The Food Trust brings the Farm to City movement to Philadelphia with farmers markets across the city.
1996
Congress cuts funding for the USDA’s urban gardening programs. Penn State Extension soon scales back programs dramatically. Grassroots neighborhood groups such as the Urban Tree Connection and East Park Revitalization Alliance emerge, dedicated to food, land, and people. 2008
University of Pennsylvania researchers report that community
gardens in Philly have suffered a
55% loss since the 1996 cut to urban gardening funding. 2013
The Garden Justice Legal Initiative launches Grounded in Philly, offering education and pro bono legal support to gardens and farms at risk of losing their land. 2016
Soil Generation leads a large group of growers to City Hall for Philadelphia’s first ever Urban Agriculture Public Hearing. Philadelphia’s Food Policy Advisory Council begins a pre-planning process with growers, laying the ground work for the City’s first urban agriculture strategic plan.
2019
Philadelphia Parks & Recreation launches the planning process for the City’s first urban agriculture strategic plan, Growing from the Root. 2022
USDA names Philadelphia one of 17 cities to receive a dedicated Farm Service Agency
County Office of Urban Agriculture and
Innovation.
1940s
Industrialization in Puerto Rico forces people off their land and into metropolitan areas, as well as off the island and into the US, a process that continues for the next three decades.
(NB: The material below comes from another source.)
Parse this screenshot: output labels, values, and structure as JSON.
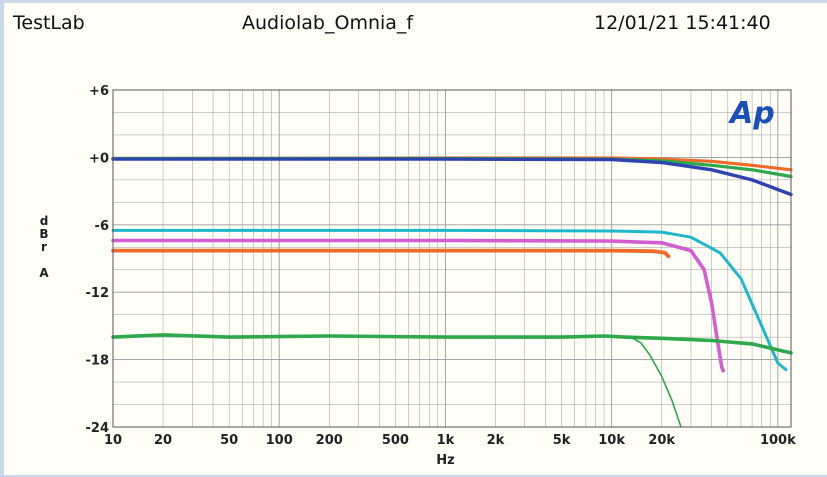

After World War II, manufacturing jobs draw large numbers of Puerto Ricans to Philadelphia, where they make a significant imprint on the urban agriculture community, integrating Boricua and Afro-Puerto Rican culture in many North Philly neighborhoods. Las Parcelas and other community gardens around Norris Square in North Philly take root by the mid 1970s, celebrating and preserving Puerto Rican heritage, culture, and horticulture within Philadelphia.
1960s
Refugees from Vietnam, Cambodia, and Laos arrive in the US en masse in the aftermath of the Vietnam War, known in Vietnam as the Resistance War Against America.
Families fleeing violent conflict settle in South Philadelphia, bringing flavors and growing practices from home. In time, whole commercial strips are reactivated by Southeast Asian businesses, food markets, and restaurants, only to again risk displacement by rising property values and gentrification.